Thursday, May 02, 2019

The Collective Brain

The next time I was at County Hospital, the attending was Thomas, who was a palliative care fellow when I was doing Clinical Pastoral Education (mentioned in the previous post). He is really great—so smart and enthusiastic.

After rounds, we went to meet with two family members of a dying patient. Thomas and George, the fellow, explained what they might notice as end of life approached. There might be pauses in the patient’s breathing of as long as 30 or more seconds. At other times, the patient’s breaths might be short and rapid. Neither of these are believed to be uncomfortable for the patient. However, they should call the nurse if short, rapid breaths went on for a long time, as the patient might be in pain. Ditto if the patient was having to use her neck, chest or abdomen muscles to breathe—if she appeared to be struggling to breathe.

Wet breathing sounds can also be heard as death nears, caused by saliva in the patient’s throat. We all have this and mostly swallow it throughout the day without noticing it. When a person becomes unable to swallow, then saliva collects in the throat and the wet sounds are heard. As with short periods of rapid breathing or pauses in breathing, this is not believed to cause the patient distress. However, the nurse should be summoned if wet breathing is accompanied by grimacing or frowning or other obvious signs of distress.

Thomas said he would guess that the patient had hours to days to live, maybe three days, though he said this is hard to estimate. He said he would also not be surprised if the patient died that very day, while if it looked like she might live longer than a week, she might need to leave the hospital. George emphasized that if the patient did end up being moved, it would be only to a place where the same level and type of care would be available, and Thomas added that if it seemed that transferring the patient would jeopardize her well-being in any way, then she would certainly stay right where she was.

After Thomas and George were done sharing this information, and knowing that these family members hoped to be with their loved one when she died, I remembered what Helen said about how patients may choose a solitary moment to sneak off, and shared that. Afterward, I asked Thomas and George if it had been OK that I added that, and they said, “Of course!” So perhaps another role of the chaplain is simply to be part of the collective brain, another person to help remember things.
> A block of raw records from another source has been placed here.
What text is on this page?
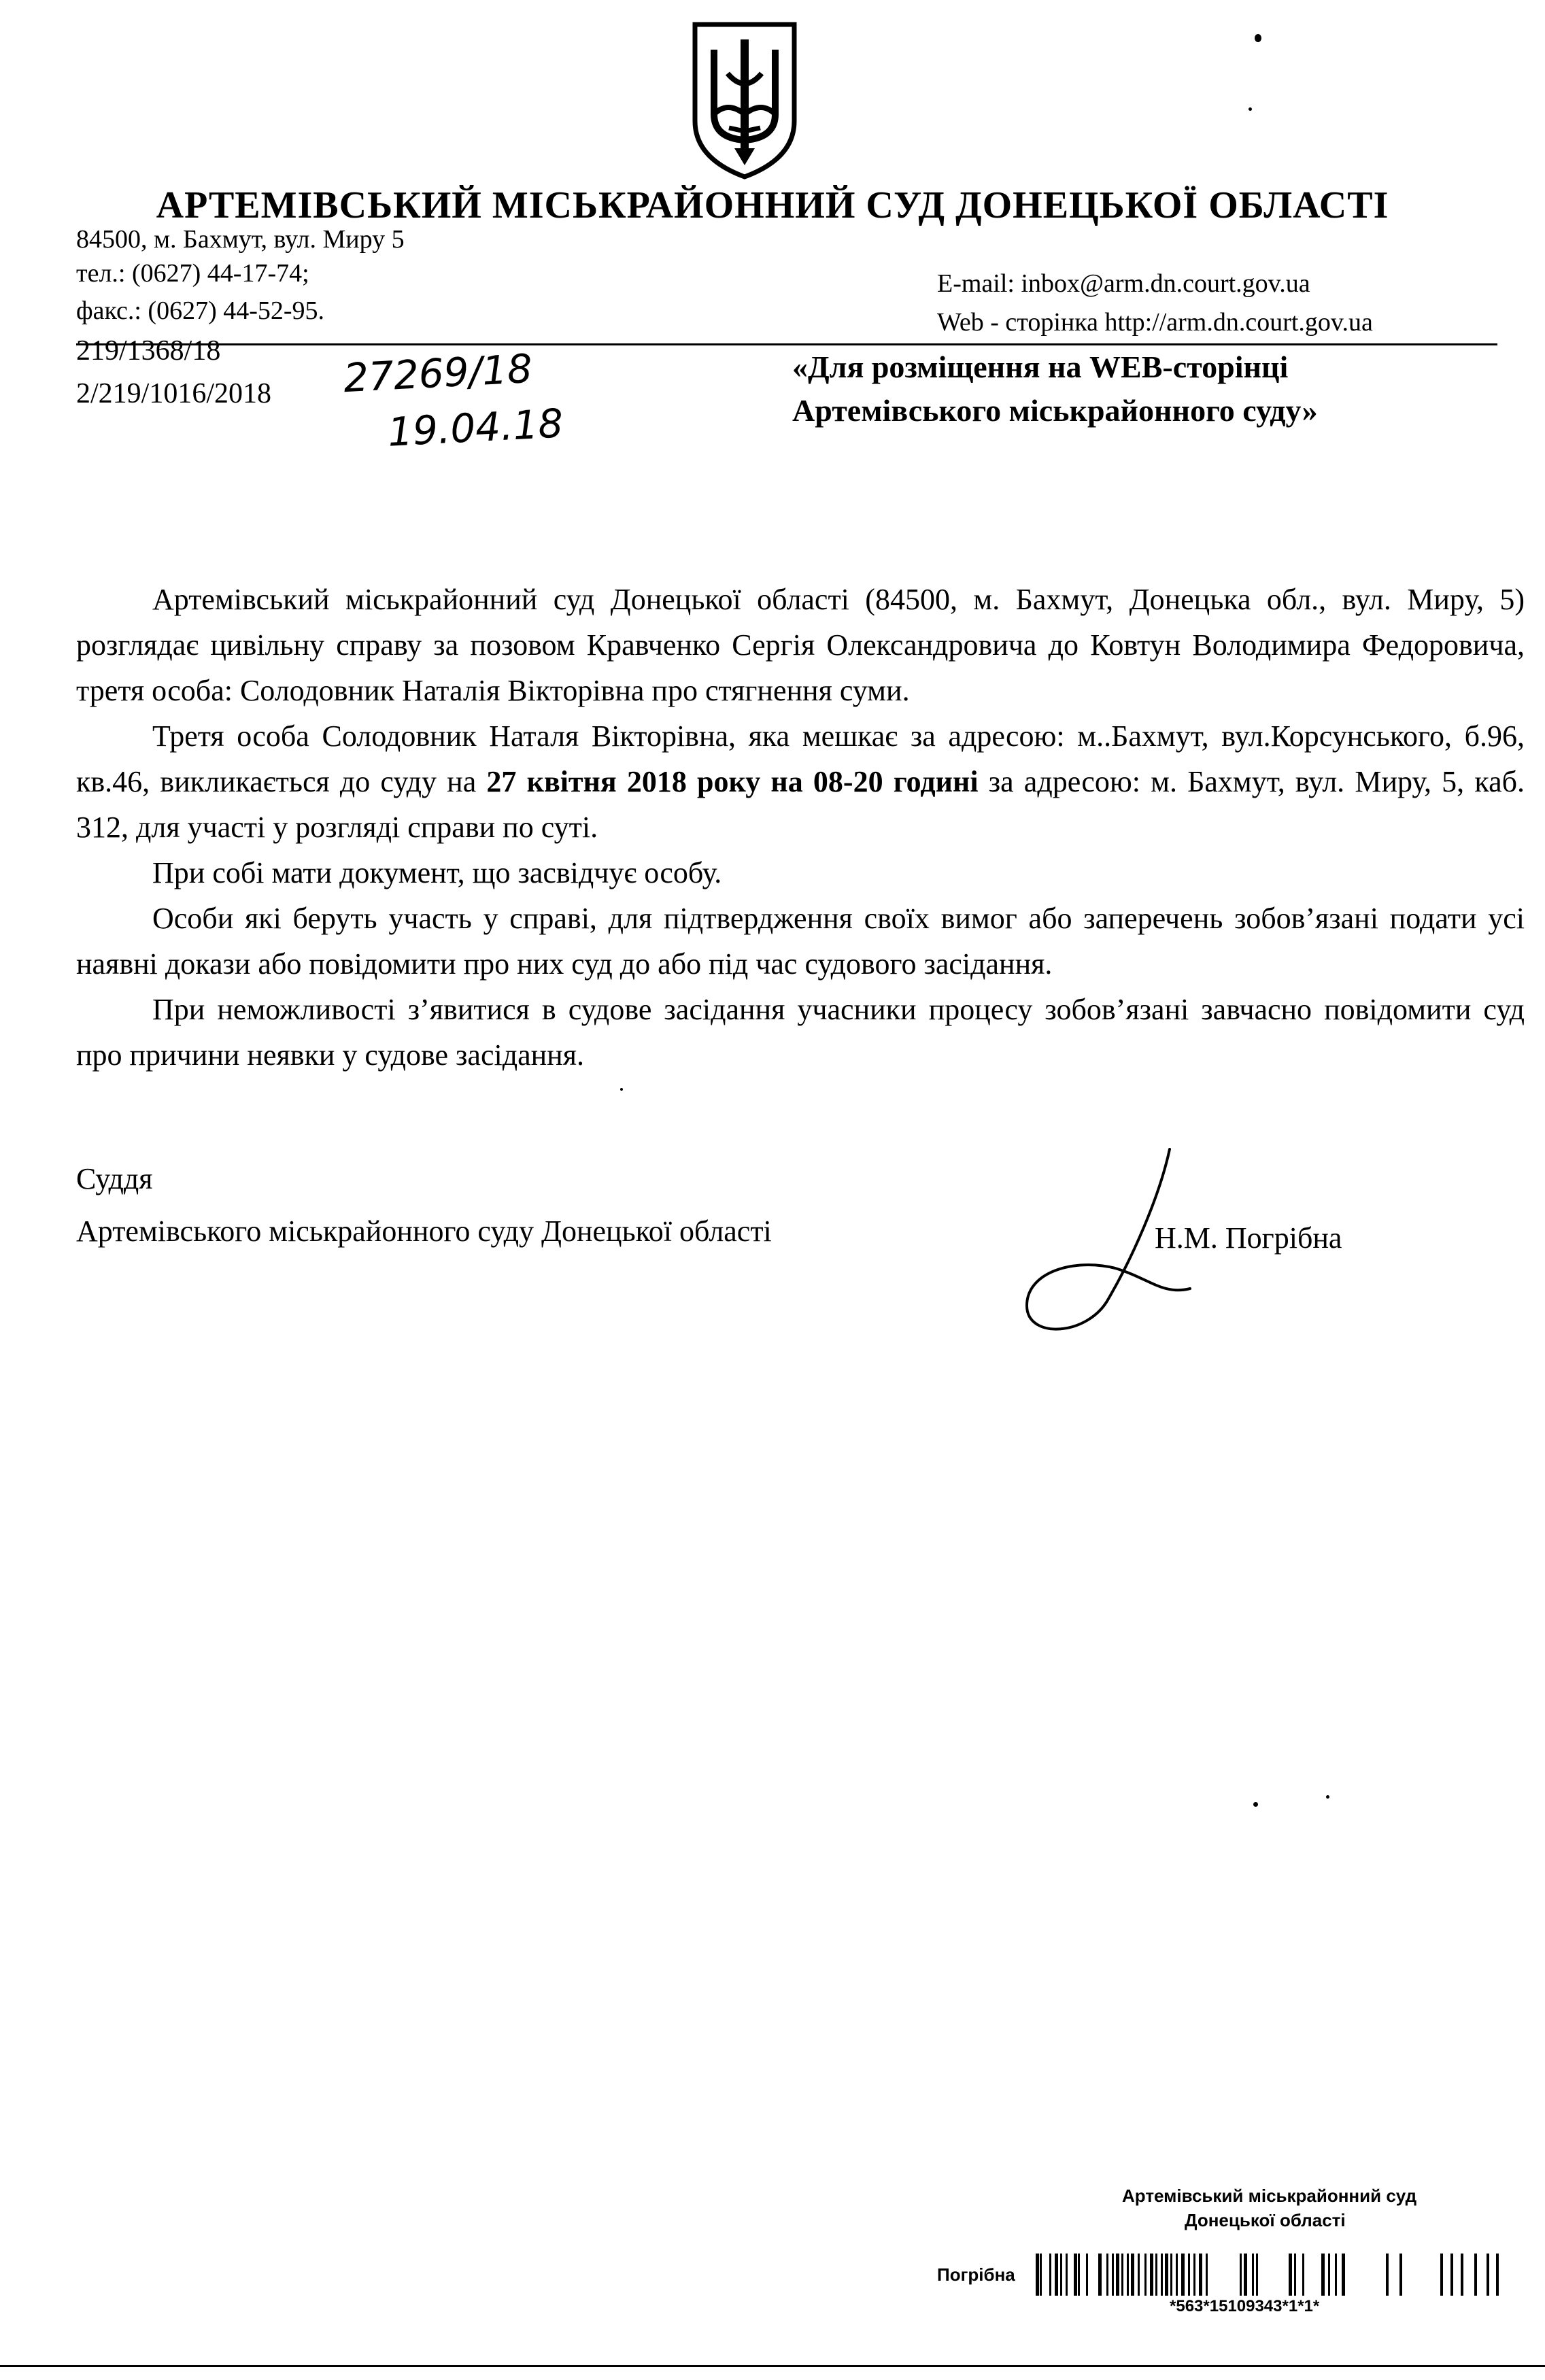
АРТЕМІВСЬКИЙ МІСЬКРАЙОННИЙ СУД ДОНЕЦЬКОЇ ОБЛАСТІ
84500, м. Бахмут, вул. Миру 5
тел.: (0627) 44-17-74;
факс.: (0627) 44-52-95.
E-mail: inbox@arm.dn.court.gov.ua
Web - сторінка http://arm.dn.court.gov.ua
219/1368/18
2/219/1016/2018 27269/18
19.04.18
«Для розміщення на WEB-сторінці
Артемівського міськрайонного суду»

Артемівський міськрайонний суд Донецької області (84500, м. Бахмут, Донецька обл., вул. Миру, 5) розглядає цивільну справу за позовом Кравченко Сергія Олександровича до Ковтун Володимира Федоровича, третя особа: Солодовник Наталія Вікторівна про стягнення суми.

Третя особа Солодовник Наталя Вікторівна, яка мешкає за адресою: м..Бахмут, вул.Корсунського, б.96, кв.46, викликається до суду на 27 квітня 2018 року на 08-20 годині за адресою: м. Бахмут, вул. Миру, 5, каб. 312, для участі у розгляді справи по суті.

При собі мати документ, що засвідчує особу.

Особи які беруть участь у справі, для підтвердження своїх вимог або заперечень зобов’язані подати усі наявні докази або повідомити про них суд до або під час судового засідання.

При неможливості з’явитися в судове засідання учасники процесу зобов’язані завчасно повідомити суд про причини неявки у судове засідання.

Суддя
Артемівського міськрайонного суду Донецької області	Н.М. Погрібна
Артемівський міськрайонний суд
Донецької області
Погрібна
*563*15109343*1*1*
We visited a patient with a large cancerous mass who was very weak, almost unable to speak. His most fervent wish was to return to his hometown on the other side of the country, where family members had agreed to take him in, but the patient’s physical ability to make this trip seemed very questionable. The physicians and RN talked to the patient about what kind of care he might pursue in his home state, if he’s able to get there, and the topic of hospice was introduced.

The patient closed his eyes, and I got the strong sense that he was suddenly in grief, perhaps thinking that he wanted to go home to live, not to die. I said gently, “I noticed that you closed your eyes when we mentioned hospice. Are you feeling sad?” The patient nodded, and I saw the light bulb go on over Megan’s head, the nurse on the palliative care team. She asked the patient if he would like to know more about the philosophy of hospice care, and after we had left the room, she thanked me for picking up on the patient’s sorrow. I in turn thanked her for taking it from there, and seeking to give the patient information that might allay his distress.

At various times since starting to be a chaplain, I have worried that, as a person who naturally leads with my head, I am not sufficiently empathic, not sufficiently conversant with emotions. I am relieved that this is a skill that can be developed. As I make a point of trying to tune in to what others are feeling, listening for essence rather than information, I see this capability getting stronger.

I’m still pretty new on the palliative care team, and so I’m mostly silent in meetings, though I also try to be brave when I’m pretty sure something I might contribute would be appropriate, and if I get a strong intuition, I act on it.

Another patient we saw that day was also very weak. George asked her something like, “Do you want to do this or do you want to do that?” She stared at him. I whispered, “Maybe ask a yes-no question, so she doesn’t have to work so hard.”

“I know,” said George. “I’m trying to think of one.”

I made a suggestion and George asked the patient that and she gave a clear answer. Again, after we left the room, I received thanks. This team makes a point of noticing and appreciating the contributions of others.